En otra zona de la ciudad, Yolanda P. V., que era otra de las pasajeras de uno de los trenes averiados, acababa de hacer exactamente lo mismo que José P. H.: tomó aliento, se pasó una mano por la cara, miró hacia atrás, se frotó los ojos con los nudillos. Estaba delante de una comisaría y en una calle donde era noche cerrada. Los comercios tenían sus escaparates y sus anuncios luminosos iluminados. Los coches llevaban los faros encendidos y los peatones se habían echado algo más de ropa encima. Yolanda miró esa comisaría durante unos momentos, recordó que allí había muerto hacía no mucho un emigrante, que se sospechaba que lo habían golpeado hasta asesinarlo. Yolanda también apresuró el paso todo lo que pudo, hasta llegar a la siguiente calle, en la que era de día.

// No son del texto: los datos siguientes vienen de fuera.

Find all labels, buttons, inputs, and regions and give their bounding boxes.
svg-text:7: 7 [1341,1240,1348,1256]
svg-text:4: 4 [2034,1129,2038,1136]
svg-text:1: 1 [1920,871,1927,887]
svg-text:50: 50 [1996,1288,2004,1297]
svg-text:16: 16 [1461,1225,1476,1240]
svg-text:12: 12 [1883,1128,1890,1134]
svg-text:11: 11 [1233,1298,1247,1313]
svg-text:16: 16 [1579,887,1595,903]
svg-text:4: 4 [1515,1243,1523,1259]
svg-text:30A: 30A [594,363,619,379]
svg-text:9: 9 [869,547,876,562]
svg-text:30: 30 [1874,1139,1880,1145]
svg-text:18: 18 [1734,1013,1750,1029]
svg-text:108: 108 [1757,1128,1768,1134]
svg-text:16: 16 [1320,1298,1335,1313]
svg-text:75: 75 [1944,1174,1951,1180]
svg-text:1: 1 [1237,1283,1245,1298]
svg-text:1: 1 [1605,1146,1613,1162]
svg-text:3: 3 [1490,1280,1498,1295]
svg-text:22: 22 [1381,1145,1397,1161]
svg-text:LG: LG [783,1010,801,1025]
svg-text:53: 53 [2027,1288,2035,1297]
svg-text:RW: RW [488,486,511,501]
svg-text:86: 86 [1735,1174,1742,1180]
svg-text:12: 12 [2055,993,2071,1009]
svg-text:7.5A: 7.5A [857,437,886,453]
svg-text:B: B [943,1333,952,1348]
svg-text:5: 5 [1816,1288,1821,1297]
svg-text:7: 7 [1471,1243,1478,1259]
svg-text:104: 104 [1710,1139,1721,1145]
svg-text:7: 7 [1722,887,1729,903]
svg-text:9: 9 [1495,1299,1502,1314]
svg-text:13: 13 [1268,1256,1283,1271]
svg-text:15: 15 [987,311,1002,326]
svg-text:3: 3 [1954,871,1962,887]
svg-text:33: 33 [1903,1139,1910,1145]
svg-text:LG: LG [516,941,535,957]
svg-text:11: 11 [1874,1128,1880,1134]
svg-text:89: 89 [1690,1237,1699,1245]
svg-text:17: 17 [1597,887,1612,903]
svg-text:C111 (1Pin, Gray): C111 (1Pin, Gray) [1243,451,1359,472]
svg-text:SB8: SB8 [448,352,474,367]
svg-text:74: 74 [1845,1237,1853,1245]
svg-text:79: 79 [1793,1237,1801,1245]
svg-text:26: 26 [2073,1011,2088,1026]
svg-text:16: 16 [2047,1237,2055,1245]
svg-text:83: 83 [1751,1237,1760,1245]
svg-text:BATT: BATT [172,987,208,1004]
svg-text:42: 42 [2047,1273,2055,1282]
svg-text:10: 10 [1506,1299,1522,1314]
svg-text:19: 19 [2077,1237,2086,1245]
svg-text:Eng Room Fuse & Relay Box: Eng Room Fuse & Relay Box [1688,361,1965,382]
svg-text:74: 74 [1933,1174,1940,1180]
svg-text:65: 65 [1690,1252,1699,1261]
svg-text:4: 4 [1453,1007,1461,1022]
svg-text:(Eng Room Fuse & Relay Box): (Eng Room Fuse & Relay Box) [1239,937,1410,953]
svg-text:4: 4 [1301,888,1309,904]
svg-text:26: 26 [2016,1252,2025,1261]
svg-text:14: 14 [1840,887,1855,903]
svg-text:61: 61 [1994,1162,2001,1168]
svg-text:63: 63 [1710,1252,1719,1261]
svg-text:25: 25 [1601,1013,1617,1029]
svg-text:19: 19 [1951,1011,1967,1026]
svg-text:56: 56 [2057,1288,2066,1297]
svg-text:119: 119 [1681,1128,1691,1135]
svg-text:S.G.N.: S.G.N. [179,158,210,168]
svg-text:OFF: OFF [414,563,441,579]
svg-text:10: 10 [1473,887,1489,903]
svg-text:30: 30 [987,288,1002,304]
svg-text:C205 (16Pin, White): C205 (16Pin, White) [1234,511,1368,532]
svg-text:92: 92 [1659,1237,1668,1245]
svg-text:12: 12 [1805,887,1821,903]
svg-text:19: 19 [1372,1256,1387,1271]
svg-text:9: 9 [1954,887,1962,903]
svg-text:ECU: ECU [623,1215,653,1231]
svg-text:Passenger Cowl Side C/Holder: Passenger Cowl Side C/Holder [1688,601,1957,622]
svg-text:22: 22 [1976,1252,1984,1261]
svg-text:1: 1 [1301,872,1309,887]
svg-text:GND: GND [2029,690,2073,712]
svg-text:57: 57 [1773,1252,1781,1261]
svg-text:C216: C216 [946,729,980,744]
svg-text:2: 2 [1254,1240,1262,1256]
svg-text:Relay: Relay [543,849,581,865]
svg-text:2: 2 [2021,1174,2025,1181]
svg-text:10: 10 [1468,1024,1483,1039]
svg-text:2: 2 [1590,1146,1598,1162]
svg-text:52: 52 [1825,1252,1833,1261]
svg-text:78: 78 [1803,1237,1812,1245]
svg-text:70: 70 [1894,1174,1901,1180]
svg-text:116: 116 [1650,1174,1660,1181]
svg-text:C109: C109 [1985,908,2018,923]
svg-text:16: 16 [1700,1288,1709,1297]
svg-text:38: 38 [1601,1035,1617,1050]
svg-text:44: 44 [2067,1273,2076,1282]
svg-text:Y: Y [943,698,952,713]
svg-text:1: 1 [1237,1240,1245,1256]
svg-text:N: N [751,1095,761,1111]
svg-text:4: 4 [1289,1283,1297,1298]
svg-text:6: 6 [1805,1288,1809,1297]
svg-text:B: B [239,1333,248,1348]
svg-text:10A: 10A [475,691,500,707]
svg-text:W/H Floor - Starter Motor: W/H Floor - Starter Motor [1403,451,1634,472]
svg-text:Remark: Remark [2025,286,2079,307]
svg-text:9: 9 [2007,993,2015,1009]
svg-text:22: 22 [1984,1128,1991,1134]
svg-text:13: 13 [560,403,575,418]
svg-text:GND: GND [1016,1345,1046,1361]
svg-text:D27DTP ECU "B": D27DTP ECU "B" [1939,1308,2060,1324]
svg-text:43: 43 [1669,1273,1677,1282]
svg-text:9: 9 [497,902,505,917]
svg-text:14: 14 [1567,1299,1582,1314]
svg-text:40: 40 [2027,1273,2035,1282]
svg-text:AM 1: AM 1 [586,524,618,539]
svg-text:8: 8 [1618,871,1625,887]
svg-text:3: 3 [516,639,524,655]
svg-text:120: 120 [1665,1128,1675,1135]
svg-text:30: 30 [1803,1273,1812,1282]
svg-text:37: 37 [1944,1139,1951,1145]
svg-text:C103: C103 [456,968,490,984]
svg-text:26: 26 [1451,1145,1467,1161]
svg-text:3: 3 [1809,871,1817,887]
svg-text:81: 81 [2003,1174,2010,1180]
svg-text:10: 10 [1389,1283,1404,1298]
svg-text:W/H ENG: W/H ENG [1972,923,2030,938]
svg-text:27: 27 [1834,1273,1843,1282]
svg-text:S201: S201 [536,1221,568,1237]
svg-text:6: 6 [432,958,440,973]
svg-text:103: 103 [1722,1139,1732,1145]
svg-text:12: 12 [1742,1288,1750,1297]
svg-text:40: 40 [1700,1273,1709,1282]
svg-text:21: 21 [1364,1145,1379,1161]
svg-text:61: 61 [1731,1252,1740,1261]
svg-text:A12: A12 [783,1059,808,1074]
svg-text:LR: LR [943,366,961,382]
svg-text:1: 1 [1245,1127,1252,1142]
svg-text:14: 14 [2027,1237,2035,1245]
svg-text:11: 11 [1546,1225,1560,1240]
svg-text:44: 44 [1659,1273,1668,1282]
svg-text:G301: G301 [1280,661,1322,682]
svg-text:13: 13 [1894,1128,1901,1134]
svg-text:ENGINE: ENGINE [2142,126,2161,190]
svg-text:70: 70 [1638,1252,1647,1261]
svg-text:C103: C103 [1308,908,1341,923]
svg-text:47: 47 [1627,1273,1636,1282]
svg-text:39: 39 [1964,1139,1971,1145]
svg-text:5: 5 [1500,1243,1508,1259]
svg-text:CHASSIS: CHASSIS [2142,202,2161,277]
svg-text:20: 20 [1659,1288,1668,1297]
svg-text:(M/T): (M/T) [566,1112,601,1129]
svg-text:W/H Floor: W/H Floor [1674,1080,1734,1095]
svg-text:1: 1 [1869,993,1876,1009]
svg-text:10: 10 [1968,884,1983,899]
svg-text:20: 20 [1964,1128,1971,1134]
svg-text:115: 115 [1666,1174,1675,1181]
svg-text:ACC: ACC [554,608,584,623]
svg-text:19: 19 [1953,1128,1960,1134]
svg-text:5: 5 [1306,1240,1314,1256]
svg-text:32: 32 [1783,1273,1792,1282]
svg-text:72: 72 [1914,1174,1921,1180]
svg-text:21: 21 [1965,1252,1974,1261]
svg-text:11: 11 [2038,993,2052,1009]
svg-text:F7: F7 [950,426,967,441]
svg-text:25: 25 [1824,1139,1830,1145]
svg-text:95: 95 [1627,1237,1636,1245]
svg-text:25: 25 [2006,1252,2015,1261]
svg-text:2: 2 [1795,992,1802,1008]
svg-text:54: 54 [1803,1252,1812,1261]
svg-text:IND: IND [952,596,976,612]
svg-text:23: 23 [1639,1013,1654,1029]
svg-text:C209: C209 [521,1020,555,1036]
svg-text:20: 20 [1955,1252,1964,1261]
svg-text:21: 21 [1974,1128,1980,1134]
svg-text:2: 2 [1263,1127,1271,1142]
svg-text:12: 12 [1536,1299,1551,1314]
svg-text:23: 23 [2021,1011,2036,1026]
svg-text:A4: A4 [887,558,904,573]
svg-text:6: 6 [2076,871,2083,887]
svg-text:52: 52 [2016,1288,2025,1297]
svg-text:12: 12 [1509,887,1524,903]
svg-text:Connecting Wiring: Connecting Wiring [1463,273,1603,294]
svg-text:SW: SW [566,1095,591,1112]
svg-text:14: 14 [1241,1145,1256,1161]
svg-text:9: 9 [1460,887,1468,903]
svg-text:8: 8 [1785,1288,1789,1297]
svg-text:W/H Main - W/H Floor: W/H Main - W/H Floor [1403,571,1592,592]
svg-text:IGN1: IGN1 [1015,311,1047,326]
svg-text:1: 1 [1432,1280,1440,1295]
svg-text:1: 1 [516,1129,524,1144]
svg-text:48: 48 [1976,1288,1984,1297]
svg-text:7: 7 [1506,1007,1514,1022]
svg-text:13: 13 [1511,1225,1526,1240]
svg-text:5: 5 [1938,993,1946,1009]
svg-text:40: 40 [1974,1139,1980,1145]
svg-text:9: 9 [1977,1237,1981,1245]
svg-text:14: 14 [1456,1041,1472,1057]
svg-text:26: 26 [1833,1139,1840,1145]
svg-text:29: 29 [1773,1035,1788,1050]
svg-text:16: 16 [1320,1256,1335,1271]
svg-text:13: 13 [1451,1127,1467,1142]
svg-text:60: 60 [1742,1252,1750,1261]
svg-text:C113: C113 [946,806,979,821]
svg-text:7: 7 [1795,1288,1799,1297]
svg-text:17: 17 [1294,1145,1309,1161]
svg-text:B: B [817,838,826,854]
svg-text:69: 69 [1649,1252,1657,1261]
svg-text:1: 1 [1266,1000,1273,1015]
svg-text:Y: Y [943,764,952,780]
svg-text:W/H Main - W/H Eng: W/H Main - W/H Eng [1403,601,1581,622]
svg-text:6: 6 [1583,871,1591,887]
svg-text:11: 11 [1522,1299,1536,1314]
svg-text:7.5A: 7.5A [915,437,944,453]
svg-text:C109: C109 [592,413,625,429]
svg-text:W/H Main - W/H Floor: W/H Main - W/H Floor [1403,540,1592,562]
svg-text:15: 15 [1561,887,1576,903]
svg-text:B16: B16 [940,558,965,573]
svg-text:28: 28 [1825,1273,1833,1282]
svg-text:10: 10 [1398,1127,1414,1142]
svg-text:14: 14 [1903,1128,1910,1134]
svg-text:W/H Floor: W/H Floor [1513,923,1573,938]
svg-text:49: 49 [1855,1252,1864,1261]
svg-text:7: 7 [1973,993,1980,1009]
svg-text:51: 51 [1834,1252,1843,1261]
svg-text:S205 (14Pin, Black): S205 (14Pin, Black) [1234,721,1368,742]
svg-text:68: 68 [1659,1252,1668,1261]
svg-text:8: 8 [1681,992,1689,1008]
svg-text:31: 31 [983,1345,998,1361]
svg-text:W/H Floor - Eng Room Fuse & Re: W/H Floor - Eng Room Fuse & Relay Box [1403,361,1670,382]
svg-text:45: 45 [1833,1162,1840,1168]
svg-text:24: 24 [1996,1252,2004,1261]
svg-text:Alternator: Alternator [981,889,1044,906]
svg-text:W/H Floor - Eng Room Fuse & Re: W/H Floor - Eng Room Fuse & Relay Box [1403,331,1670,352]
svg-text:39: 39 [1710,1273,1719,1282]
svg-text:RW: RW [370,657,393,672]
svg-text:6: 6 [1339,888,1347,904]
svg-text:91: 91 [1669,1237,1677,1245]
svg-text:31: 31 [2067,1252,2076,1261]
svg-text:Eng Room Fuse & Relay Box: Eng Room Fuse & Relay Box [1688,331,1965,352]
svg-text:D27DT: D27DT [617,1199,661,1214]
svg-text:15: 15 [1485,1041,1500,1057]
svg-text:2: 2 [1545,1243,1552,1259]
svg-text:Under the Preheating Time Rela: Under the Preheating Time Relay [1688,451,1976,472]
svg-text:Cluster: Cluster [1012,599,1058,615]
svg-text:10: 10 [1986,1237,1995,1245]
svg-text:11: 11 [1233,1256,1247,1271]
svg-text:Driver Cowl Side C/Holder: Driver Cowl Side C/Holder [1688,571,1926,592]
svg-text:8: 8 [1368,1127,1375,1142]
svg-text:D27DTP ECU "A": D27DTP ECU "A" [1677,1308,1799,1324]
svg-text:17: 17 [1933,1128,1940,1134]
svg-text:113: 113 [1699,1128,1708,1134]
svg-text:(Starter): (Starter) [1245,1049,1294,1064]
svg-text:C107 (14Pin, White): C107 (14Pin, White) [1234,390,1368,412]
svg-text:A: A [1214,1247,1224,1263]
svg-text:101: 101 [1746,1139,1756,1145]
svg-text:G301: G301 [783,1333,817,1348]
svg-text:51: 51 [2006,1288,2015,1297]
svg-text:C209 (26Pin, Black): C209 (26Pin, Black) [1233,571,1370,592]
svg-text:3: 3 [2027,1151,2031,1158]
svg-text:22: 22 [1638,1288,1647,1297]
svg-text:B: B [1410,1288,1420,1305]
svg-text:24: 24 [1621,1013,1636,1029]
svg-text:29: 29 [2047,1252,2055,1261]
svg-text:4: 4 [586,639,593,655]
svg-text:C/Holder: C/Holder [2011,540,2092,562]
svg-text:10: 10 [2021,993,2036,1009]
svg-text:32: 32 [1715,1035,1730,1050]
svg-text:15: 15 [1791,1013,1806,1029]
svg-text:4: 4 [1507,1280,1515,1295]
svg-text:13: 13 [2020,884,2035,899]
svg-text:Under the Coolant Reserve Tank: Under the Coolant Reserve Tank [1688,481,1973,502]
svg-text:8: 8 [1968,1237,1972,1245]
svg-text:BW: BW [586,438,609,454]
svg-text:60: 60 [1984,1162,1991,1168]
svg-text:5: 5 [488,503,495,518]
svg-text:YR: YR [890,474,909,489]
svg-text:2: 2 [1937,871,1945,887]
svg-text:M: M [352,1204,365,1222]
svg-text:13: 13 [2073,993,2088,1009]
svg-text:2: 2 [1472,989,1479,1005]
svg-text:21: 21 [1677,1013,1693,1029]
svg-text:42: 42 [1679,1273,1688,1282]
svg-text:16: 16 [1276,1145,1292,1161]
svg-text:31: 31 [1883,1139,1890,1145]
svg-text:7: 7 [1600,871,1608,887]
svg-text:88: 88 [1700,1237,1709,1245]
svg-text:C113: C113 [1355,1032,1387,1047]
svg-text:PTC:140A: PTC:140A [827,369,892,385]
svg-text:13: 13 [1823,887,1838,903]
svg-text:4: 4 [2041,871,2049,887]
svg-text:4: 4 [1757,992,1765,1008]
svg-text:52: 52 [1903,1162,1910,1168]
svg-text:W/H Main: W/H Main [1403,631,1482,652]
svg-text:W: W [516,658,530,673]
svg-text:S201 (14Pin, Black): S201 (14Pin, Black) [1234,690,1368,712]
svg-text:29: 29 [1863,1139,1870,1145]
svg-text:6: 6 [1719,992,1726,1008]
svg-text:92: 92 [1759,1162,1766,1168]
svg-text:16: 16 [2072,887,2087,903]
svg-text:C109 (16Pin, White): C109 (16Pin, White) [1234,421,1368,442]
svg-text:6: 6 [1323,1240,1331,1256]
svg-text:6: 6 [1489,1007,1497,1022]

Otros pasajeros de los trenes detenidos vieron cosas idénticas en diferentes puntos de la capital y de sus alrededores: vieron cómo, en pleno día, era de noche en un barrio marginal donde se vendía heroína; en un bosque de la sierra donde había habido un incendio y ahora se construía una urbanización; en los aledaños de un club privado de Puerta de Hierro en donde habían talado un montón de árboles para hacer un campo de golf; en un tramo del río Guadarrama que había sido contaminado por una fábrica.

Algunas de las personas que veían esas cosas llamaron a las autoridades, pero al principio los tomaron por locos. Sin embargo, las llamadas eran muchas y tan coincidentes, los periódicos empezaron a interesarse por el tema, se decía que algún fotógrafo había conseguido un par de imágenes, que las cámaras de las televisiones estaban a punto de ponerse en marcha. Las autoridades decidieron hacer una declaración institucional: tranquilos, dijeron, sonriéndole al objetivo, no pasa nada, no son más que rumores. En ese instante, el cielo empezó a ennegrecerse a sus espaldas.